This may sound odd for an organization that prides itself on the free flow of ideas, but staffers who are leaving Atlanta Journal-Constitution are being required to sign an agreement that they won't disparage the paper or its management once they leave, according to several AJC employees.
"I was pretty surprised to see that in there," said one reporter who's viewed the agreement.
The AJC didn't care to discuss the stipulation. As standard practice, we don't disclose any specifics regarding legal agreements we have with employees, says spokeswoman Jennifer Morrow.
But one employee said the severance agreement being presented to employees this month bars those who sign it from making any disparaging or untrue statements about the company, its subsidiaries or any other employee. The source indicated that the quote was lifted from the actual agreement (I'd love to get my hands on a copy; please e-mail me if you'd like to share one).
An employee who left during last years buyout confirmed that similar phrasing was in the severance agreement he signed last year.

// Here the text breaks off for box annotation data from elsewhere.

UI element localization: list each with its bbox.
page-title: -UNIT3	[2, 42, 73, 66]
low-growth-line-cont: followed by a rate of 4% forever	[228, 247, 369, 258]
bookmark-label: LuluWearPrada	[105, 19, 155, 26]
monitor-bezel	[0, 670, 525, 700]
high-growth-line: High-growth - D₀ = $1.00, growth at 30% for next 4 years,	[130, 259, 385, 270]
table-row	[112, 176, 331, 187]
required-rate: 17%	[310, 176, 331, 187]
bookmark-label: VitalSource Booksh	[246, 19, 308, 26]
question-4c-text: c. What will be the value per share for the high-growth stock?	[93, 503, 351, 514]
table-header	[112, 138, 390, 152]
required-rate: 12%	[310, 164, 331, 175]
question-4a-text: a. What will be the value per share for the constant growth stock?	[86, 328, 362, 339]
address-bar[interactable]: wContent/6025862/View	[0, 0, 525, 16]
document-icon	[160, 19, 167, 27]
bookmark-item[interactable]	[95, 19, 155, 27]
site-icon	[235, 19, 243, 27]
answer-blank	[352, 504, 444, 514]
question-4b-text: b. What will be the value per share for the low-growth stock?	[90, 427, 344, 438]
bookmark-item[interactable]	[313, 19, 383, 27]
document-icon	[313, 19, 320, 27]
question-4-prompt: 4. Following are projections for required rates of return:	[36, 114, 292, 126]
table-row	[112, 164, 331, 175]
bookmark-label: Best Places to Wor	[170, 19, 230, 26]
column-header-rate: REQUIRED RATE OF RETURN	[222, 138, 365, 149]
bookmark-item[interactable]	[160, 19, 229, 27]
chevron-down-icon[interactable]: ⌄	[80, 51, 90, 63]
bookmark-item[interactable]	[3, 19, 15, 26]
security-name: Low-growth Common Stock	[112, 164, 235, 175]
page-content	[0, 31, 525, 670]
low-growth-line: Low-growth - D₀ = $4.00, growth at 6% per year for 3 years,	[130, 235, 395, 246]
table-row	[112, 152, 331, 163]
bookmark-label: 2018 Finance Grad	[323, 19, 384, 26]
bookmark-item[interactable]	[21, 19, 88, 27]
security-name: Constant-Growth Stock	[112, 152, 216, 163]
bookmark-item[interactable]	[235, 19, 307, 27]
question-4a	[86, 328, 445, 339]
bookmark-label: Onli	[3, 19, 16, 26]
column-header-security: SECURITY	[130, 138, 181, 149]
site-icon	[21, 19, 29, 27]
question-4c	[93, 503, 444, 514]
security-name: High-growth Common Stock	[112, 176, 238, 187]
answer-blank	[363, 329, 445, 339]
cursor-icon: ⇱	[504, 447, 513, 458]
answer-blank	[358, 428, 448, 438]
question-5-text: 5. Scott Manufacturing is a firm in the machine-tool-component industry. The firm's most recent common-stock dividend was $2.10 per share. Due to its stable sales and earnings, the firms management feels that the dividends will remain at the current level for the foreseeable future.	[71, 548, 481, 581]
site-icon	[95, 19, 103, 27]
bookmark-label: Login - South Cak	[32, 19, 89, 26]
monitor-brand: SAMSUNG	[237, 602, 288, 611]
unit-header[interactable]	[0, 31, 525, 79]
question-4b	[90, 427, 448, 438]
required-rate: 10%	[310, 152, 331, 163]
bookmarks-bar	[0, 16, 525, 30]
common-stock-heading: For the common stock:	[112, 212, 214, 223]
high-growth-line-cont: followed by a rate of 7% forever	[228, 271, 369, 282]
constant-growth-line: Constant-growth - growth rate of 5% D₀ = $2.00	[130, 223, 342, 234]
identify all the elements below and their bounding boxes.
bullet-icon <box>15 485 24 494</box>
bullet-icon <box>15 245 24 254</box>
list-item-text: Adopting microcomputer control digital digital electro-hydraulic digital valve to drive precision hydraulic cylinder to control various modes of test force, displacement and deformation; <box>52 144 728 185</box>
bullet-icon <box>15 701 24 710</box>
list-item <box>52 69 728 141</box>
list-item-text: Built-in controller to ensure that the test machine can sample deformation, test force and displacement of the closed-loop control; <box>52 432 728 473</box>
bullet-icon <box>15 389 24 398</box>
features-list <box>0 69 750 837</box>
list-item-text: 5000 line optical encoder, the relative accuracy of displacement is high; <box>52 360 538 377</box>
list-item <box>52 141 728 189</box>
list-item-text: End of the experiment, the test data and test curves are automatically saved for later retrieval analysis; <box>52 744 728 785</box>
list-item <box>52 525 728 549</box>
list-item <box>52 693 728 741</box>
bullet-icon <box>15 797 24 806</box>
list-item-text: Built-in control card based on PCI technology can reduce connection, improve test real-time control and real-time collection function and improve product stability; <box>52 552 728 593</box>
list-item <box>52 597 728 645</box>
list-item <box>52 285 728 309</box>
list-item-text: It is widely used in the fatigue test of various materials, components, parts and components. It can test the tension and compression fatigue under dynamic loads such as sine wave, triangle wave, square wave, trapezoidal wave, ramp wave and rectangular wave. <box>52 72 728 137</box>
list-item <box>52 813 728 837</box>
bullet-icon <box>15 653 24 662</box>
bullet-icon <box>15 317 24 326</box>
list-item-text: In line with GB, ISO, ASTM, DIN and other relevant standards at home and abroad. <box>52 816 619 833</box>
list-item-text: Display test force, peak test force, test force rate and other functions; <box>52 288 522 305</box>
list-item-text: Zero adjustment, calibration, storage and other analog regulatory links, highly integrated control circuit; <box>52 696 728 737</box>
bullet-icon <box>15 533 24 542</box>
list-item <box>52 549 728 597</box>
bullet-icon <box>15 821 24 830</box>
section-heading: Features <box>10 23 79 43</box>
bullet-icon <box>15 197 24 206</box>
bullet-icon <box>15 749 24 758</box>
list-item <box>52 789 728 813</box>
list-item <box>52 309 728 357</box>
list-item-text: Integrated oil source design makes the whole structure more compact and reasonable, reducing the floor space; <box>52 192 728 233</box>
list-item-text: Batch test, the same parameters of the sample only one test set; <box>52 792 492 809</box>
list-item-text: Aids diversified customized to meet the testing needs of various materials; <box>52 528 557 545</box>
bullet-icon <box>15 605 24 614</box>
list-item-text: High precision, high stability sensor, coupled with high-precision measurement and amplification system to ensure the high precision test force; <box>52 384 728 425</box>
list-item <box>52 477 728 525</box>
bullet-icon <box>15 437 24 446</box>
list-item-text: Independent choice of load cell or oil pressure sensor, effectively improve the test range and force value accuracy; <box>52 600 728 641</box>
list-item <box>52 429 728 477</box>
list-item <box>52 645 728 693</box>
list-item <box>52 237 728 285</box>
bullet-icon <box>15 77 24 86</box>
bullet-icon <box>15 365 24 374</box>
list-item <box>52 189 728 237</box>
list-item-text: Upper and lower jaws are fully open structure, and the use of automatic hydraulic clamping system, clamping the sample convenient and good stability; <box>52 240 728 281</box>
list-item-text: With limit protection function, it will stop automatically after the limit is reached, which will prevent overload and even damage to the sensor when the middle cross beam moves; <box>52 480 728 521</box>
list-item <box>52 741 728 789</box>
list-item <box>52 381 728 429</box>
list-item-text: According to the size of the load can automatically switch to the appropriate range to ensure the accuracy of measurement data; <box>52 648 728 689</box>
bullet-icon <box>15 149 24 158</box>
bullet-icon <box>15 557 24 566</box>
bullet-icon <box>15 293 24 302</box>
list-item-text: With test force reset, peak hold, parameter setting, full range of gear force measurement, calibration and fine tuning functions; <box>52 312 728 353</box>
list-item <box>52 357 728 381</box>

That employee said the agreement caused some former writers and editors to refrain from discussing newsroom management in media coverage last year, specifically an Atlanta Magazine profile of Editor Julia Wallace by former CL writer Steve Fennessy.
Publisher John Mellott announced last week the latest in a series of staff cuts at the paper. The AJC is reducing its workforce of 2,300 by 189 people, including 85 in the newsroom and 104 in sales. Most of the reductions are likely to be achieved through attrition and voluntary severance, although the AJC will resort to layoffs if there aren't enough voluntary departures by the end of the month.

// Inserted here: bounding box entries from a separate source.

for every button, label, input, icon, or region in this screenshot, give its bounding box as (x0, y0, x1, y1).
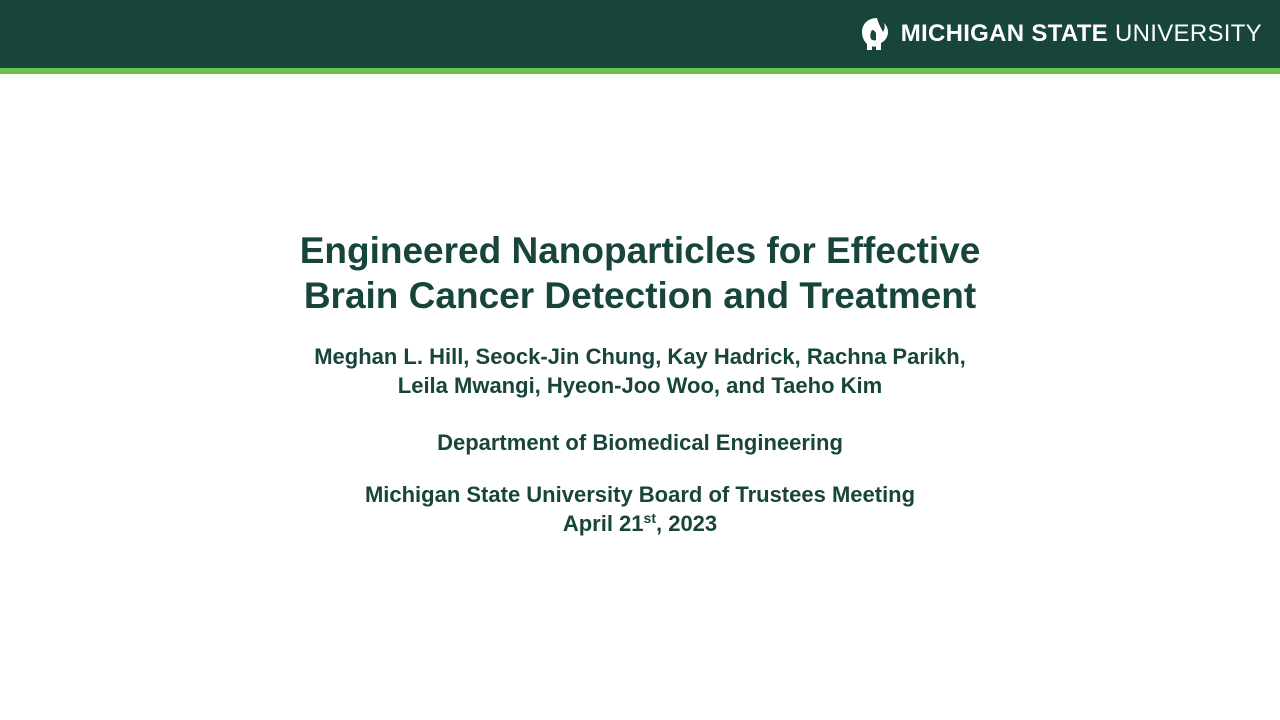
meeting-info (0, 480, 1280, 538)
meeting-name: Michigan State University Board of Trustees Meeting (364, 482, 916, 507)
title-line-1: Engineered Nanoparticles for Effective (299, 230, 981, 271)
date-ordinal: st (643, 510, 656, 526)
spartan-helmet-icon (859, 16, 891, 52)
slide-title (0, 228, 1280, 318)
authors-line-1: Meghan L. Hill, Seock-Jin Chung, Kay Hadrick, Rachna Parikh, (314, 344, 966, 369)
slide-content (0, 228, 1280, 538)
department-name: Department of Biomedical Engineering (437, 430, 843, 455)
accent-stripe (0, 68, 1280, 74)
wordmark-light: UNIVERSITY (1114, 20, 1262, 47)
wordmark-bold: MICHIGAN STATE (900, 20, 1108, 47)
author-list (0, 342, 1280, 400)
university-wordmark (901, 22, 1262, 46)
date-day: April 21 (562, 511, 644, 536)
title-line-2: Brain Cancer Detection and Treatment (303, 275, 977, 316)
authors-line-2: Leila Mwangi, Hyeon-Joo Woo, and Taeho Kim (397, 373, 883, 398)
meeting-date (0, 509, 1280, 538)
date-year: , 2023 (655, 511, 718, 536)
msu-logo (859, 14, 1262, 54)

The papers voluntary severance package seems pretty decent. Wallace said it includes two weeks salary and benefits for each year an employee worked for the AJC or any other Cox-owned company up to 52 weeks.

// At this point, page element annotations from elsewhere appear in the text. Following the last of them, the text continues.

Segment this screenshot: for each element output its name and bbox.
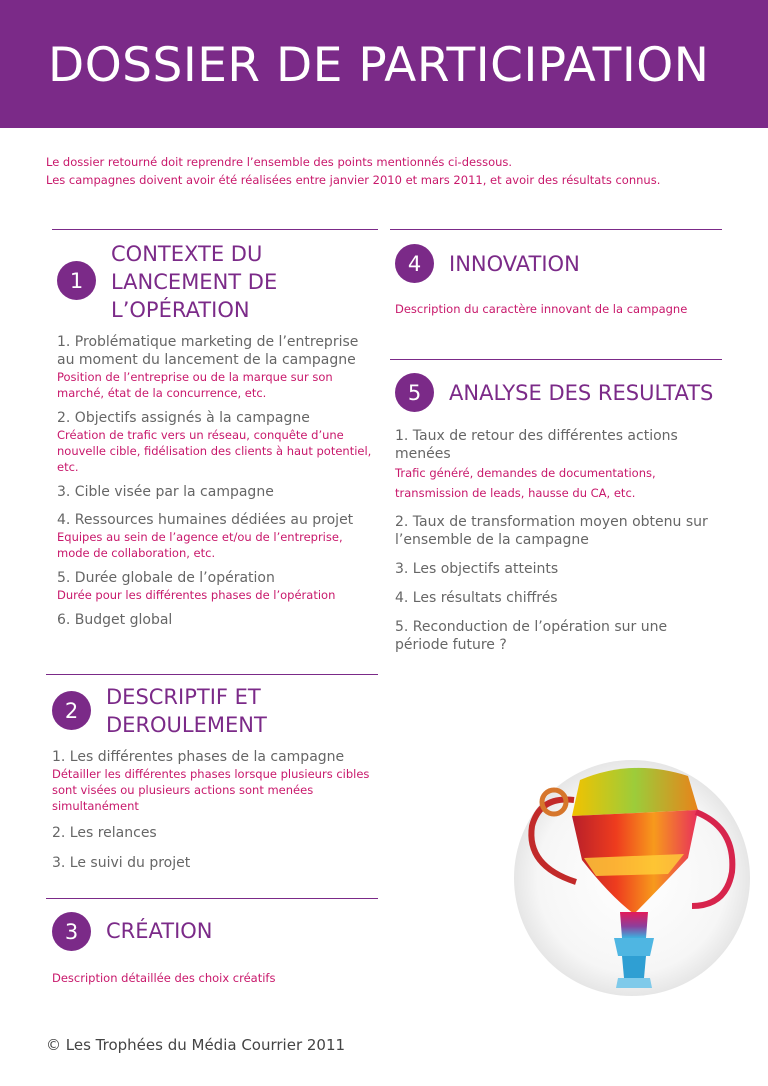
list-item: 2. Taux de transformation moyen obtenu sur l’ensemble de la campagne bbox=[395, 514, 708, 548]
section-2-number: 2 bbox=[52, 691, 91, 730]
list-item: 2. Les relances bbox=[52, 825, 157, 841]
list-item: 3. Cible visée par la campagne bbox=[57, 484, 274, 500]
section-1-items bbox=[57, 333, 377, 637]
list-item: 1. Taux de retour des différentes actions menées Trafic généré, demandes de documentations, transmission de leads, hausse du CA, etc. bbox=[395, 428, 678, 500]
section-4-rule bbox=[390, 229, 722, 230]
page-title: DOSSIER DE PARTICIPATION bbox=[48, 38, 710, 93]
list-item: 1. Problématique marketing de l’entreprise au moment du lancement de la campagne Position de l’entreprise ou de la marque sur son marché, état de la concurrence, etc. bbox=[57, 334, 359, 400]
section-5-number: 5 bbox=[395, 373, 434, 412]
list-item: 2. Objectifs assignés à la campagne Création de trafic vers un réseau, conquête d’une nouvelle cible, fidélisation des clients à haut potentiel, etc. bbox=[57, 410, 372, 474]
section-1-rule bbox=[52, 229, 378, 230]
list-item: 6. Budget global bbox=[57, 612, 173, 628]
intro-text bbox=[46, 153, 746, 189]
footer-copyright: © Les Trophées du Média Courrier 2011 bbox=[46, 1036, 346, 1054]
section-2-title: DESCRIPTIF ET DEROULEMENT bbox=[106, 685, 267, 737]
section-1-number: 1 bbox=[57, 261, 96, 300]
trophy-illustration bbox=[492, 756, 752, 1016]
section-3-desc: Description détaillée des choix créatifs bbox=[52, 971, 276, 985]
list-item: 5. Durée globale de l’opération Durée pour les différentes phases de l’opération bbox=[57, 570, 336, 602]
section-5-items bbox=[395, 427, 710, 662]
intro-line-2: Les campagnes doivent avoir été réalisées entre janvier 2010 et mars 2011, et avoir des résultats connus. bbox=[46, 173, 661, 187]
section-3-number: 3 bbox=[52, 912, 91, 951]
list-item: 5. Reconduction de l’opération sur une période future ? bbox=[395, 619, 668, 653]
section-1-title: CONTEXTE DU LANCEMENT DE L’OPÉRATION bbox=[111, 242, 278, 322]
list-item: 3. Le suivi du projet bbox=[52, 855, 191, 871]
intro-line-1: Le dossier retourné doit reprendre l’ensemble des points mentionnés ci-dessous. bbox=[46, 155, 513, 169]
list-item: 3. Les objectifs atteints bbox=[395, 561, 559, 577]
list-item: 4. Les résultats chiffrés bbox=[395, 590, 558, 606]
section-3-title: CRÉATION bbox=[106, 919, 213, 943]
list-item: 4. Ressources humaines dédiées au projet Equipes au sein de l’agence et/ou de l’entreprise, mode de collaboration, etc. bbox=[57, 512, 354, 560]
section-4-number: 4 bbox=[395, 244, 434, 283]
section-4-title: INNOVATION bbox=[449, 252, 580, 276]
section-2-rule bbox=[46, 674, 378, 675]
section-3-rule bbox=[46, 898, 378, 899]
section-4-desc: Description du caractère innovant de la campagne bbox=[395, 302, 688, 316]
section-5-title: ANALYSE DES RESULTATS bbox=[449, 381, 714, 405]
header-banner bbox=[0, 0, 768, 128]
section-5-rule bbox=[390, 359, 722, 360]
list-item: 1. Les différentes phases de la campagne Détailler les différentes phases lorsque plusieurs cibles sont visées ou plusieurs actions sont menées simultanément bbox=[52, 749, 370, 813]
section-2-items bbox=[52, 748, 370, 880]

But the gag wording raises an awkward issue for the newspaper, which regularly extols transparency as an expectation for journalists along with others involved in public life. Wallace hasn't yet responded to my e-mail questions about the issue (I'll post her response if she sends one).
Among other newspapers that have reduced their staff size (which means just about every major daily nowadays), some appear to include similar speech restrictions in separation agreements, while others don't. For example, the Chicago Tribune included such wording last year, while sources at the Washington Post and the Miami Herald said that, to the best of their knowledge, their newspapers haven't.
In case you're curious: Creative Loafing's standard separation agreement doesn't include speech restrictions. But, hey, if it did, nobody could contradict me anyway!